ESB to hike debt by €200m to pay Government
Published 29/07/2014 | 02:30
The ESB is to borrow more than €200m in order to pay a €400m dividend to the Government after shelving plans to sell two power stations.
Semi-state ESB said that it has taken two peat-fired power stations off the market - the 150MW West Offaly Power station in Shannonbridge and the 100MW Lough Ree Power station in Lanesboro, Co Longford.
The Lough Ree plant had been commissioned in 2004 and the West Offaly station in 2005.
They were put up for sale last year in order to raise funds to meet a demand from the Government for a €400m special dividend from the energy group. The ESB had decided to sell some non-strategic generation capacity in order to meet that target.
Last year, it sold a 50pc stake in the UK-based Marchwood Power subsidiary, as well as a 50pc holding in a Spanish power plant.
Those sales generated €197m, leaving another €203m to be raised to meet the dividend target.
But the ESB said yesterday that it will not now sell the two peat-fired power plants to make up the shortfall.
It said it had made "detailed analyses" that showed it would be better for the group from a financial point of view to hold on to the stations and instead use debt facilities to pay the rest of the money due to the Government.
"It will be financially more beneficial to both ESB and the Government for ESB to retain ownership of the peat plants and fund the payment of the remaining amount of the special dividend target by drawing down additional debt from ESB's bank facilities," it said.
ESB's debt stood at €4.1bn at the end of last December, with the figure having been reduced by €270m in 2013.
An ESB spokesman refused to say what type of debt facility would be used to make the rest of the dividend payment, how much interest it would pay, or when it expected to have repaid the new debt.
He also declined to elaborate as to precisely how the retention of the plants rather than their sale will result in a better financial outcome for the group.

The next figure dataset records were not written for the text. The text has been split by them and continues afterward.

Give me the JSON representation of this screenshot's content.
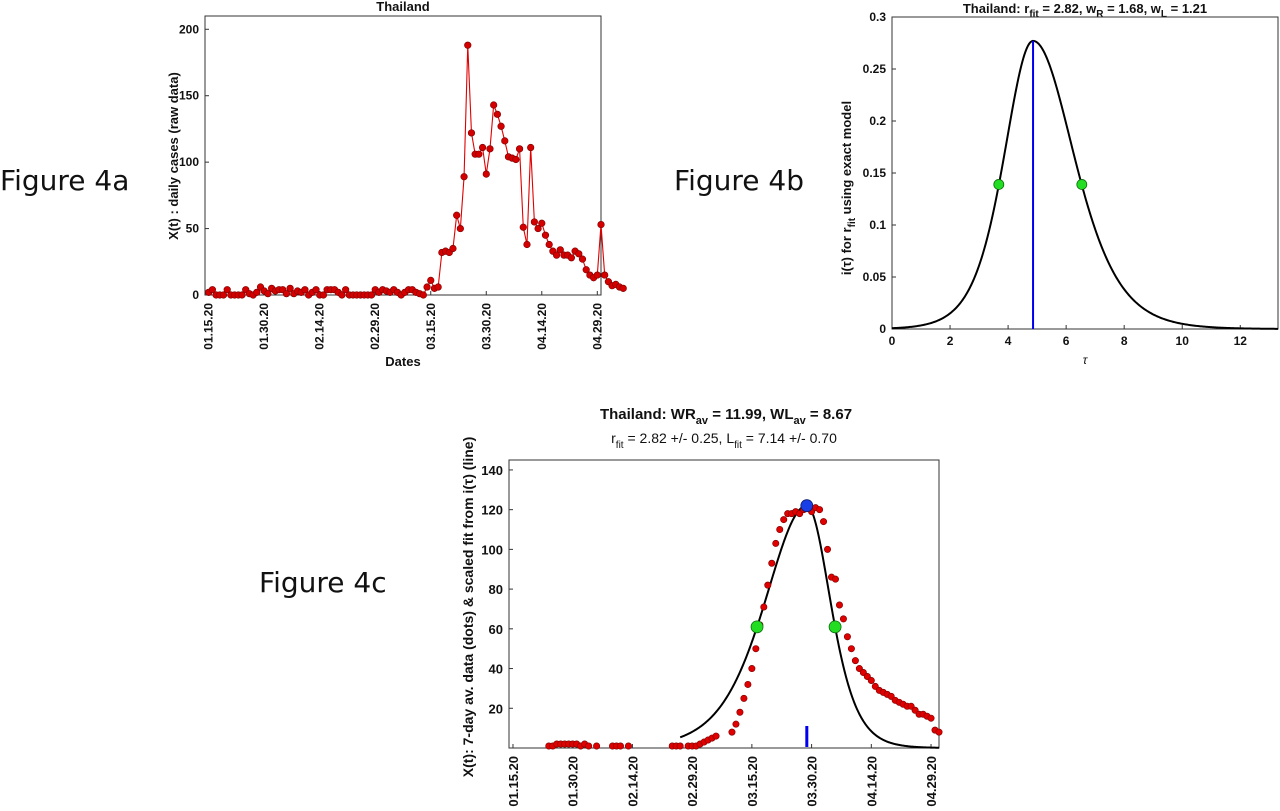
{
  "figure_labels": [
    "Figure 4a",
    "Figure 4b",
    "Figure 4c"
  ],
  "chart_data": [
    {
      "id": "fig4a",
      "type": "line",
      "title": "Thailand",
      "xlabel": "Dates",
      "ylabel": "X(t) : daily cases (raw data)",
      "x_ticks": [
        "01.15.20",
        "01.30.20",
        "02.14.20",
        "02.29.20",
        "03.15.20",
        "03.30.20",
        "04.14.20",
        "04.29.20"
      ],
      "x_tick_days": [
        0,
        15,
        30,
        45,
        60,
        75,
        90,
        105
      ],
      "xlim_days": [
        -1,
        106
      ],
      "ylim": [
        0,
        210
      ],
      "y_ticks": [
        0,
        50,
        100,
        150,
        200
      ],
      "series_color": "#e00000",
      "marker_color": "#d40000",
      "values": [
        2,
        4,
        0,
        0,
        0,
        4,
        0,
        0,
        0,
        0,
        4,
        1,
        0,
        2,
        6,
        3,
        1,
        5,
        3,
        4,
        4,
        1,
        5,
        1,
        3,
        2,
        4,
        0,
        2,
        4,
        0,
        0,
        4,
        4,
        4,
        2,
        0,
        4,
        0,
        0,
        0,
        0,
        0,
        0,
        0,
        4,
        2,
        4,
        3,
        2,
        4,
        2,
        0,
        2,
        4,
        4,
        2,
        1,
        0,
        6,
        11,
        5,
        6,
        32,
        33,
        32,
        35,
        60,
        50,
        89,
        188,
        122,
        106,
        106,
        111,
        91,
        110,
        143,
        136,
        127,
        116,
        104,
        103,
        102,
        110,
        51,
        38,
        111,
        55,
        50,
        54,
        45,
        38,
        33,
        30,
        34,
        30,
        30,
        28,
        33,
        31,
        27,
        19,
        15,
        13,
        15,
        53,
        15,
        10,
        7,
        8,
        6,
        5
      ]
    },
    {
      "id": "fig4b",
      "type": "line",
      "title": "Thailand: r_fit = 2.82, w_R = 1.68, w_L = 1.21",
      "title_parts": {
        "country": "Thailand: ",
        "r": "r",
        "r_sub": "fit",
        "r_val": " = 2.82, w",
        "wr_sub": "R",
        "wr_val": " = 1.68, w",
        "wl_sub": "L",
        "wl_val": " = 1.21"
      },
      "xlabel": "τ",
      "ylabel": "i(τ) for r_fit using exact model",
      "ylabel_parts": {
        "main": "i(τ) for r",
        "sub": "fit",
        "rest": " using exact model"
      },
      "xlim": [
        0,
        13.3
      ],
      "ylim": [
        0,
        0.3
      ],
      "x_ticks": [
        0,
        2,
        4,
        6,
        8,
        10,
        12
      ],
      "y_ticks": [
        0,
        0.05,
        0.1,
        0.15,
        0.2,
        0.25,
        0.3
      ],
      "peak": {
        "x": 4.86,
        "y": 0.277
      },
      "half_points": [
        {
          "x": 3.68,
          "y": 0.139
        },
        {
          "x": 6.54,
          "y": 0.139
        }
      ],
      "vline_x": 4.86,
      "curve_color": "#000000",
      "vline_color": "#0000ee",
      "half_point_color": "#22dd22"
    },
    {
      "id": "fig4c",
      "type": "scatter",
      "title": "Thailand: WR_av = 11.99, WL_av = 8.67",
      "title_parts": {
        "a": "Thailand: WR",
        "a_sub": "av",
        "b": " = 11.99, WL",
        "b_sub": "av",
        "c": " = 8.67"
      },
      "subtitle": "r_fit = 2.82 +/- 0.25, L_fit = 7.14 +/- 0.70",
      "subtitle_parts": {
        "a": "r",
        "a_sub": "fit",
        "b": " = 2.82 +/- 0.25, L",
        "b_sub": "fit",
        "c": " = 7.14 +/- 0.70"
      },
      "ylabel": "X(t): 7-day av. data (dots) & scaled fit from i(τ) (line)",
      "x_ticks": [
        "01.15.20",
        "01.30.20",
        "02.14.20",
        "02.29.20",
        "03.15.20",
        "03.30.20",
        "04.14.20",
        "04.29.20"
      ],
      "x_tick_days": [
        0,
        15,
        30,
        45,
        60,
        75,
        90,
        105
      ],
      "xlim_days": [
        -1,
        107
      ],
      "ylim": [
        0,
        145
      ],
      "y_ticks": [
        20,
        40,
        60,
        80,
        100,
        120,
        140
      ],
      "dots": [
        [
          9,
          1
        ],
        [
          10,
          1
        ],
        [
          11,
          2
        ],
        [
          12,
          2
        ],
        [
          13,
          2
        ],
        [
          14,
          2
        ],
        [
          15,
          2
        ],
        [
          16,
          2
        ],
        [
          17,
          1
        ],
        [
          18,
          2
        ],
        [
          19,
          1
        ],
        [
          21,
          1
        ],
        [
          25,
          1
        ],
        [
          26,
          1
        ],
        [
          27,
          1
        ],
        [
          29,
          1
        ],
        [
          40,
          1
        ],
        [
          41,
          1
        ],
        [
          42,
          1
        ],
        [
          44,
          1
        ],
        [
          45,
          1
        ],
        [
          46,
          1
        ],
        [
          47,
          2
        ],
        [
          48,
          3
        ],
        [
          49,
          4
        ],
        [
          50,
          5
        ],
        [
          51,
          6
        ],
        [
          55,
          8
        ],
        [
          56,
          12
        ],
        [
          57,
          18
        ],
        [
          58,
          25
        ],
        [
          59,
          32
        ],
        [
          60,
          40
        ],
        [
          61,
          50
        ],
        [
          62,
          62
        ],
        [
          63,
          71
        ],
        [
          64,
          82
        ],
        [
          65,
          93
        ],
        [
          66,
          103
        ],
        [
          67,
          110
        ],
        [
          68,
          115
        ],
        [
          69,
          118
        ],
        [
          70,
          118
        ],
        [
          71,
          119
        ],
        [
          72,
          118
        ],
        [
          73,
          120
        ],
        [
          74,
          122
        ],
        [
          75,
          119
        ],
        [
          76,
          121
        ],
        [
          77,
          120
        ],
        [
          78,
          114
        ],
        [
          79,
          100
        ],
        [
          80,
          86
        ],
        [
          81,
          85
        ],
        [
          82,
          72
        ],
        [
          83,
          65
        ],
        [
          84,
          56
        ],
        [
          85,
          50
        ],
        [
          86,
          44
        ],
        [
          87,
          40
        ],
        [
          88,
          38
        ],
        [
          89,
          36
        ],
        [
          90,
          34
        ],
        [
          91,
          31
        ],
        [
          92,
          29
        ],
        [
          93,
          28
        ],
        [
          94,
          27
        ],
        [
          95,
          26
        ],
        [
          96,
          24
        ],
        [
          97,
          23
        ],
        [
          98,
          22
        ],
        [
          99,
          21
        ],
        [
          100,
          21
        ],
        [
          101,
          19
        ],
        [
          102,
          17
        ],
        [
          103,
          17
        ],
        [
          104,
          16
        ],
        [
          105,
          15
        ],
        [
          106,
          9
        ],
        [
          107,
          8
        ]
      ],
      "fit_peak": {
        "day": 73.8,
        "value": 122
      },
      "half_points": [
        {
          "day": 61.3,
          "value": 61
        },
        {
          "day": 80.9,
          "value": 61
        }
      ],
      "peak_marker_color": "#1a3ee6",
      "half_point_color": "#22dd22",
      "dot_color": "#e00000"
    }
  ]
}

He said the answers to those questions were "commercially sensitive".
"However, we can say that the method of structuring the dividend payment approved today maximises the value of the peat assets for both ESB and the Government and results in strong financial metrics for the company than selling the assets," he said.

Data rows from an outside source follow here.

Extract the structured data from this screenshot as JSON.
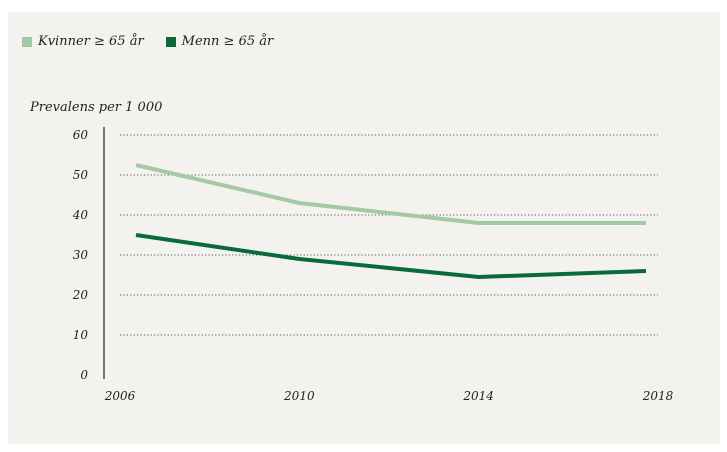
{
  "chart_data": {
    "type": "line",
    "title": "",
    "ylabel": "Prevalens per 1 000",
    "xlabel": "",
    "x": [
      2006,
      2010,
      2014,
      2018
    ],
    "x_tick_labels": [
      "2006",
      "2010",
      "2014",
      "2018"
    ],
    "y_ticks": [
      0,
      10,
      20,
      30,
      40,
      50,
      60
    ],
    "y_tick_labels": [
      "0",
      "10",
      "20",
      "30",
      "40",
      "50",
      "60"
    ],
    "ylim": [
      0,
      60
    ],
    "grid": "horizontal-dotted",
    "legend_position": "top-left",
    "series": [
      {
        "name": "Kvinner ≥ 65 år",
        "color": "#a3c9a6",
        "values": [
          52.5,
          43,
          38,
          38
        ]
      },
      {
        "name": "Menn ≥ 65 år",
        "color": "#0a6b3a",
        "values": [
          35,
          29,
          24.5,
          26
        ]
      }
    ]
  }
}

Up to 10,000 current and former ESB workers will also split €21m in dividends that will be due to their Employee Share Ownership Plan (ESOP). The ESOP is an ESB shareholder and must be paid a proportional dividend to that being paid to the Government.
The two peat plants are subsidised by the taxpayer through so-called public service obligation (PSO) levies that all electricity users pay on their bills to help bankroll energy production, primarily from wind and peat.
Yesterday, the Commissioner for Energy Regulation said €42.1m in PSO payments have been earmarked for the West Offaly peat plant between October this year and September 2015. An additional €39.6m has been set aside for the Lough Ree plant.
A spokesman for the CER said he expected the two power plants to draw down all of the PSO funds that have been set aside for them.
The power plants each operate under 15-year power purchase agreements.
An ESB board meeting yesterday approved the peat plants decision and it said that no further transactions under the special dividend programme are envisaged.